Domande frequenti sui divani di design
Qual è la differenza tra un divano moderno e un divano di design?
Un divano moderno descrive soprattutto uno stile (linee pulite, volumi contemporanei). Un divano di design, invece, è un progetto riconoscibile anche nella costruzione: proporzioni studiate, comfort coerente, qualità dei materiali e un linguaggio formale che regge nel tempo. In pratica: moderno può essere “tendenza”, design dovrebbe essere “scelta di progetto”.
Meglio un divano modulare o un divano lineare?
Dipende dallo spazio e da come vivi il soggiorno. Il lineare è più semplice da gestire e spesso più prevedibile come ingombri e budget. Il modulare ha senso se vuoi costruire una composizione su misura (open space, chaise, isola) o se pensi che la casa possa cambiare: ma va progettato bene, altrimenti rischi volumi eccessivi o elementi poco comodi.
Meglio tessuto o pelle per un divano di design?
La pelle è elegante e, se di qualità, invecchia bene, ma può essere più delicata con graffi e calore (soprattutto con animali). Il tessuto offre più varietà e spesso è più “morbido” visivamente; la differenza la fa la trama e la performance (resistenza, pulizia, pilling). La scelta migliore è quella coerente con uso reale, luce della stanza e manutenzione che sei disposto a fare.
Come capire se un divano è davvero di qualità (non solo bello)?
Oltre all’estetica, valuta comfort e costruzione: seduta e schienale devono sostenere senza “cedere” subito, le cuciture devono essere regolari, i cuscini ben strutturati e la struttura non deve dare sensazioni di instabilità. Se possibile, chiedi informazioni su materiali delle imbottiture e sfoderabilità: sono elementi che incidono sulla durata più di qualsiasi dettaglio decorativo.
Quanto bisogna pagare per un divano di design che duri nel tempo?

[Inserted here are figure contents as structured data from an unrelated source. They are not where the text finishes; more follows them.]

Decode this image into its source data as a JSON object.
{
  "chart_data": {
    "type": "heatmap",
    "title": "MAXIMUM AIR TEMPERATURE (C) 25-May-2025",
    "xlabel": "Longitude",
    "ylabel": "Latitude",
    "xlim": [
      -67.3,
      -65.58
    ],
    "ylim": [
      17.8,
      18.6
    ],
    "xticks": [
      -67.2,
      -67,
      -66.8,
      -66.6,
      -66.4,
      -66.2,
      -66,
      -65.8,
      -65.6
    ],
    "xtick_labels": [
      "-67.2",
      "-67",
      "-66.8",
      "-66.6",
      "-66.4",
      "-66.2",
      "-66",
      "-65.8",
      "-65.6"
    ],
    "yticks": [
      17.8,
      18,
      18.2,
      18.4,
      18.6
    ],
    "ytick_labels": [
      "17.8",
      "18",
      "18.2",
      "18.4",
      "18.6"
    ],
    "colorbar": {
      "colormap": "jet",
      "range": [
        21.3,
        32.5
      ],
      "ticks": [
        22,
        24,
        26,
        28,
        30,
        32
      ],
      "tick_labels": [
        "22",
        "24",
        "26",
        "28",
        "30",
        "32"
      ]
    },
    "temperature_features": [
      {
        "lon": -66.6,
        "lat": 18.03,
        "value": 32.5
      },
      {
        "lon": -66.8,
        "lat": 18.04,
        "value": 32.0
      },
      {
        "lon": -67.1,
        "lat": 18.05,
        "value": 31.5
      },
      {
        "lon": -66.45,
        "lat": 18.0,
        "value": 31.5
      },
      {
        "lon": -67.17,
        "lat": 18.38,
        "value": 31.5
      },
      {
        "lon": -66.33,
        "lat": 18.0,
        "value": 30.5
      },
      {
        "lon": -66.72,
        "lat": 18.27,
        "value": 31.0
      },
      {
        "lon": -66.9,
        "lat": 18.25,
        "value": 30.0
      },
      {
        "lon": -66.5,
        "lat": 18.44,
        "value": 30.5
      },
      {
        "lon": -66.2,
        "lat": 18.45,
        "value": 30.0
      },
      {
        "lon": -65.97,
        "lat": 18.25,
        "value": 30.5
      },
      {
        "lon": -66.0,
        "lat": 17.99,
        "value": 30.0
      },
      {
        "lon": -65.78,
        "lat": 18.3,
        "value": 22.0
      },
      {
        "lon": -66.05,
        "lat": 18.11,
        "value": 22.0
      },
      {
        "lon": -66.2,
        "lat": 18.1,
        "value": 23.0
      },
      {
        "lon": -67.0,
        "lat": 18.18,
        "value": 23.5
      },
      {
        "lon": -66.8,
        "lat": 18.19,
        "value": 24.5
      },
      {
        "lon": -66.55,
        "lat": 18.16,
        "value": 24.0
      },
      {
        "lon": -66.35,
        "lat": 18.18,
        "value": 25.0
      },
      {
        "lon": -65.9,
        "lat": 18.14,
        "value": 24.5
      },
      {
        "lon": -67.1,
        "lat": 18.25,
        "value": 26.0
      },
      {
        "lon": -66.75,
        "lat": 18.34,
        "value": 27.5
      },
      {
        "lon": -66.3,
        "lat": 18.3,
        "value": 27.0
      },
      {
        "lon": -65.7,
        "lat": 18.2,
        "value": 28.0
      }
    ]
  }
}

Non esiste una cifra universale, perché il prezzo dipende da dimensioni, rivestimenti e configurazione (lineare o modulare). L’indicazione più utile è questa: per un divano che duri, è meglio investire su costruzione e materiali (struttura, imbottiture, rivestimento, meccanica) e non solo sul “nome”. Quando il preventivo sale per pelle di qualità, tessuti performanti, composizioni modulari e dettagli costruttivi, spesso stai pagando proprio ciò che determina la durata. Se invece il prezzo cresce solo per l’immagine, senza specifiche chiare, è un segnale da verificare meglio.